Written by Kep
Descent – Order of Chaos
Death metal from Queensland, Australia
Releasing January 14 via Brilliant Emperor Records
Look, it’s no secret to anyone that reads my reviews or follows me on Twitter that I love everything Brendan Auld does. I raved about the debut EP from Feculent last March. Snorlax put out the most underrated death metal release of 2020 in II. Resin Tomb fucks hard, and so does the Consumed EP from back in 2018. He’s also worked on some of the best-sounding extreme music in the last few years via his studio Black Blood Audio, handling the engineering side of a bunch of excellent releases including Bone Marrow’s Geminus 21, Disasphyxiate’s demo, Pustilence’s 2020 EP, and all the material from Feculent, Snorlax, Siberian Hell Sounds, and others including the subject of this review, Descent.
In case it’s not clear, I expected to like Order of Chaos, the upcoming sophomore effort from Descent, if for no other reason than Auld’s presence on guitar and production, and no surprise, I totallly do. But don’t let my fanboying distract you from how much great shit is going on in Order of Chaos, because there are so many things about the album that make it an extremely mighty little package. This thing packs a damn punch.
The theme of these eight tracks of hardcore-tinged death metal is in-your-face, full-throated ferocity. The riffs alternate between breakneck gallops that snatch your breath away and bludgeoning chugs that mercilessly beat the air right out of you. It’s not the kind of record with lots of melodic material a la Swedish death; rather, this is all about the violence of percussion and filthy headbang-worthy brutality. It’s ugly and nihilistic, an embodiment of its title: every track is an adrenaline-charged whirlwind of outright bedlam, with just the right amount of songwriting prowess to keep it on the near side of the “chaos” line. The mixing by Kurt Ballou and mastering by Brad Boatright (both extreme music veterans and prolific in this department) show that they understood the assignment, too, because the mix and master are likewise aggressive and boisterous.
Auld’s audio engineering is once again spot on for Descent’s style here; his and Josh Kane’s guitars have a flesh-burning abrasiveness to them, like fully revved chainsaws spinning inches away from your face, which suits the brashness of their harsh, lacerating riffs. And those riffs fucking rip, of course; they’re not doing things you’ve never heard before, but Auld and Kane’s knack for writing lines like the threateningly descending one in the first half of “Fester”—the kind that sound simultaneously destructive and menacingly evil—is a special one. There are only a few solos, but they fit well in the places they’re inserted, like in short ripper “Safe”, and are out-and-out scorchers.

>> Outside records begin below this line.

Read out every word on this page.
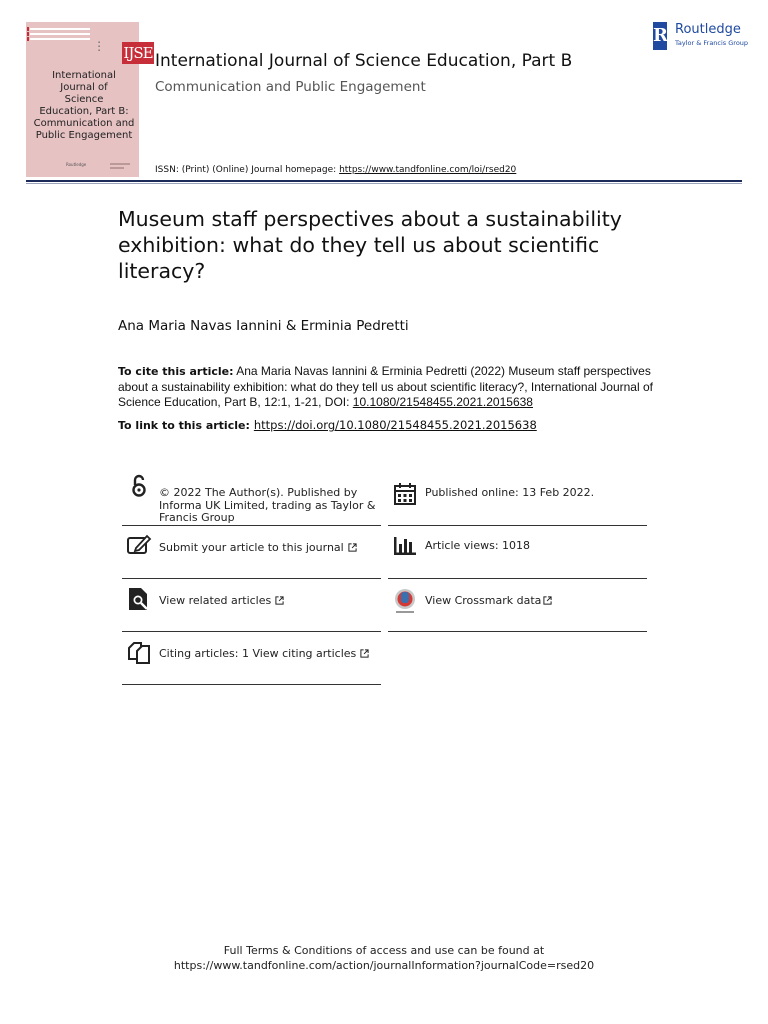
▪
▪
▪	IJSE
International
Journal of
Science
Education, Part B:
Communication and
Public Engagement
Routledge
International Journal of Science Education, Part B
Communication and Public Engagement
ISSN: (Print) (Online) Journal homepage: https://www.tandfonline.com/loi/rsed20
R Routledge
Taylor & Francis Group
Museum staff perspectives about a sustainability exhibition: what do they tell us about scientific literacy?
Ana Maria Navas Iannini & Erminia Pedretti
To cite this article: Ana Maria Navas Iannini & Erminia Pedretti (2022) Museum staff perspectives about a sustainability exhibition: what do they tell us about scientific literacy?, International Journal of Science Education, Part B, 12:1, 1-21, DOI: 10.1080/21548455.2021.2015638
To link to this article: https://doi.org/10.1080/21548455.2021.2015638
© 2022 The Author(s). Published by Informa UK Limited, trading as Taylor & Francis Group
Published online: 13 Feb 2022.
Submit your article to this journal	Article views: 1018
View related articles	View Crossmark data
Citing articles: 1 View citing articles
Full Terms & Conditions of access and use can be found at
https://www.tandfonline.com/action/journalInformation?journalCode=rsed20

The rhythm section is similarly produced and written, with battering brutality and full-throated vehemence at the forefront. Kingsley Sugden’s work on the kit hammers and thrashes, unforgiving in both its tempos and its harsh aggression. It’s brazen and powerful playing, and Sugden manages to be unapologetically brutal while also remaining extremely clean and tight. Between the guitars and drums, you might be concerned that the bass would get lost within the maelstrom, but Jim Dandy’s playing actually stands as the hero of this record. It’s some of the most muscular, powerful playing you’ll hear in death metal, and it noticeably fills out their sound rather than just coasting inside of it. Meaty tone, hefty clobbering lines, and two delicious and memorable solo moments (in “Tempest“ and “Despotic”) make for a hell of a performance.
You’ll find elements of blackening here and there, most remarkably in tremolo-picked lines against ruthless blast beats like in opener “Tempest” or standout sixth track “Filth”, and notably in the opening of stellar closing song “Despotic”, but the most obvious black metal influence lies in the vocals of Anthony Oliver, who spends as much time shrieking his larynx to pieces with hoarse high screams as he does conjuring devils with growling mids. He’s a force, to be sure, because he’s able to measure up to the sheer intensity and hostility of the rest of the band; a lesser vocalist might’ve been overshadowed by the instruments here, but Oliver isn’t ever in danger of that.
I think it’s worth going out of my way to mention that Descent understands one of the most important things in death metal: the balance between brevity and substance. There’s not a single song that outstays its welcome, but none of them feel short, either, and that includes the sub-2:00 “Safe”. It’s rare to find an outfit that seems to have a crystal clear picture of exactly how to maximize the impact of their riffs, but these guys get it. Every pounding chug, every swiftly tumbling guitar lick, every barrage of hateful screams is effective; I never found myself going “Oh, here’s *that* again.”
THE BOTTOM LINE
Order of Chaos is yet another strong record from the metal scene down under, a nasty little package of beastly brashness that is equal parts intelligently written and unwaveringly brash. Descent will take your fucking head off within the first thirty seconds and spend the remainder of the album’s 29 minute runtime brutalizing what’s left of you. This is an outstanding example of a record with all its shit together: riffs, vocals, production, and vision all working as one cruel, unfeeling machine.